As the family was working to open The Brick during the middle of the pandemic, they were hyper-aware of the need for contactless check-in and check-out and ported over some of the more useful elements of a vacation rental into the hotel’s infrastructure. “During the pandemic, we saw that many guests were looking for a contactless self check-in model,” Sweeton says. “So we are a self check-in property. Guests can skip the hassle of a front desk and head straight to their room to get their vacation started. A personalized door code is provided via email and text to each guest which they can use to gain access to both the building and room.”

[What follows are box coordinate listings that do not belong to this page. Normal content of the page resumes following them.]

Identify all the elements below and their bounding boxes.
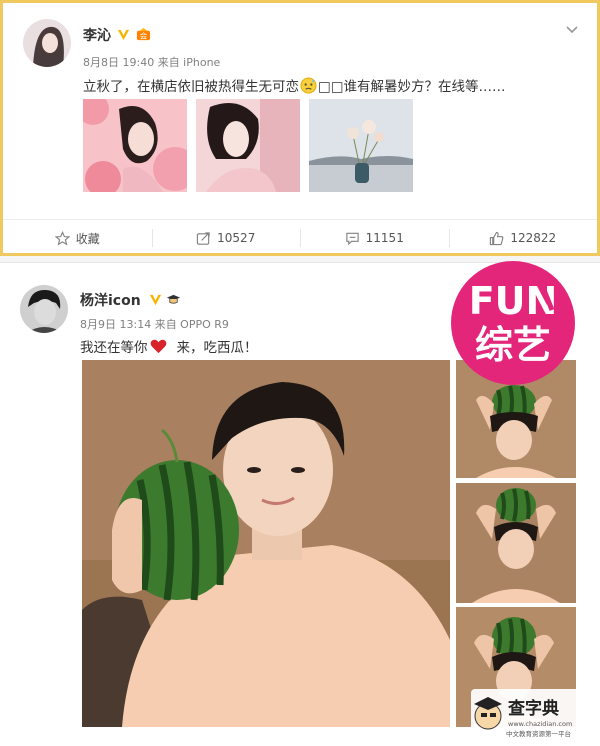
like-button[interactable]: 122822	[448, 220, 598, 256]
site-url: www.chazidian.com	[508, 720, 572, 728]
weibo-post-1: 李沁 会 8月8日 19:40 来自 iPhone 立秋了，在横店依旧被热得生无…	[0, 0, 600, 256]
user-avatar[interactable]	[23, 19, 71, 67]
post-side-photo-2[interactable]	[456, 483, 576, 603]
post-image-2[interactable]	[196, 99, 300, 192]
repost-icon	[197, 231, 210, 245]
post-image-3[interactable]	[309, 99, 413, 192]
thumbs-up-icon	[490, 231, 504, 245]
user-avatar[interactable]	[20, 285, 68, 333]
user-name[interactable]: 杨洋icon	[80, 290, 141, 310]
post-main-photo[interactable]	[82, 360, 450, 727]
post-text-part-2: □□谁有解暑妙方？在线等……	[318, 79, 506, 95]
chazidian-watermark: 查字典 www.chazidian.com 中文教育资源第一平台	[470, 688, 594, 742]
comment-icon	[345, 232, 359, 245]
comment-button[interactable]: 11151	[300, 220, 449, 256]
svg-text:会: 会	[140, 31, 148, 41]
like-count: 122822	[510, 231, 557, 245]
sweat-emoji-icon	[300, 77, 317, 94]
verified-badge-icon	[117, 29, 130, 41]
graduate-cap-icon	[166, 294, 181, 304]
site-tagline: 中文教育资源第一平台	[506, 729, 571, 738]
post-action-bar: 收藏 10527 11151 122822	[3, 219, 597, 256]
post-text-part-2: 来，吃西瓜！	[176, 340, 258, 356]
post-text: 我还在等你 来，吃西瓜！	[80, 336, 258, 356]
user-name[interactable]: 李沁	[83, 25, 111, 45]
post-text-part-1: 我还在等你	[80, 340, 148, 356]
site-name: 查字典	[507, 698, 559, 719]
post-time[interactable]: 8月9日 13:14 来自 OPPO R9	[80, 316, 229, 332]
vip-badge-icon: 会	[136, 27, 151, 41]
favorite-label: 收藏	[75, 231, 100, 246]
repost-button[interactable]: 10527	[151, 220, 301, 256]
heart-emoji-icon	[150, 339, 166, 354]
favorite-button[interactable]: 收藏	[3, 220, 152, 256]
repost-count: 10527	[217, 231, 256, 245]
comment-count: 11151	[365, 231, 404, 245]
verified-badge-icon	[149, 294, 162, 306]
post-image-1[interactable]	[83, 99, 187, 192]
fun-variety-logo: FUN 综艺	[448, 258, 578, 388]
post-text-part-1: 立秋了，在横店依旧被热得生无可恋	[83, 79, 299, 95]
chevron-down-icon[interactable]	[565, 25, 579, 35]
post-text: 立秋了，在横店依旧被热得生无可恋 □□谁有解暑妙方？在线等……	[83, 75, 506, 95]
star-icon	[54, 230, 70, 245]
fun-cn-label: 综艺	[475, 323, 551, 367]
post-time[interactable]: 8月8日 19:40 来自 iPhone	[83, 54, 220, 70]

This mix of historic design and high-tech infrastructure brings the best of both worlds into the property, which also includes “digital concierge screens in every room that can be used to check in, check out and find local recommendations around town.” With airy windows, custom furniture and wallpaper, the promised exposed brick and more historic touches like luggage racks built from pieces of the building’s original lumber, this boutique property offers a completely different stay than the towering Hyatt properties down the street, or even than the oceanfront condos that the family has been renting out for years.

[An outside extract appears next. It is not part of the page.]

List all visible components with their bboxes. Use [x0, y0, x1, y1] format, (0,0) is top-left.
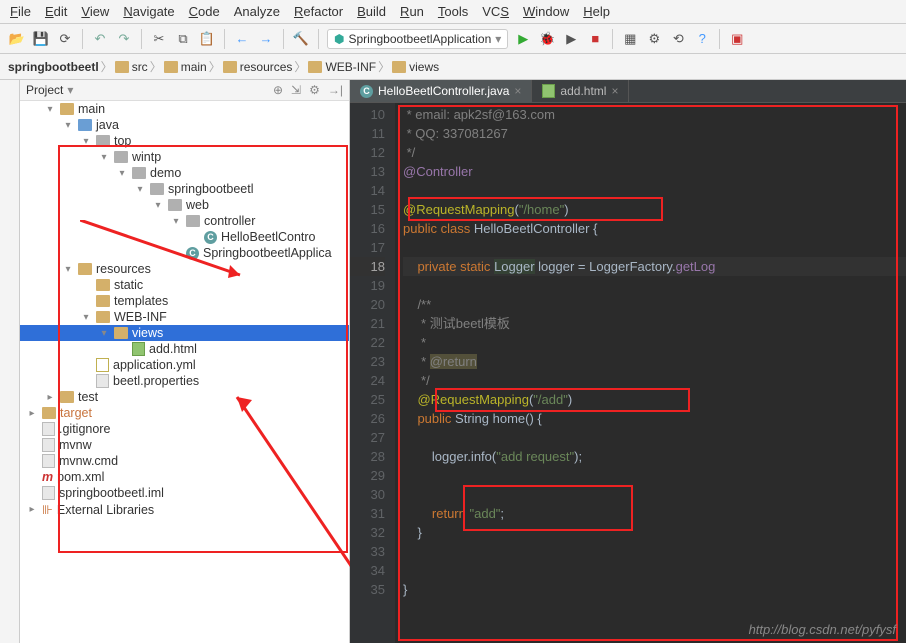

And as business owners who were born and raised in the area, both Aldrich and Sweeton are excited to see the growth and change in their hometown — and be part of the next generation putting it on the map. “It’s an exciting time because there are constantly new shops and concepts opening up around town,” Sweeton says. “As so much new is coming in, we’re grateful to be able to tie the old with the new by modernizing a historic building that has been standing since the year Oceanside was incorporated as a city in 1888.”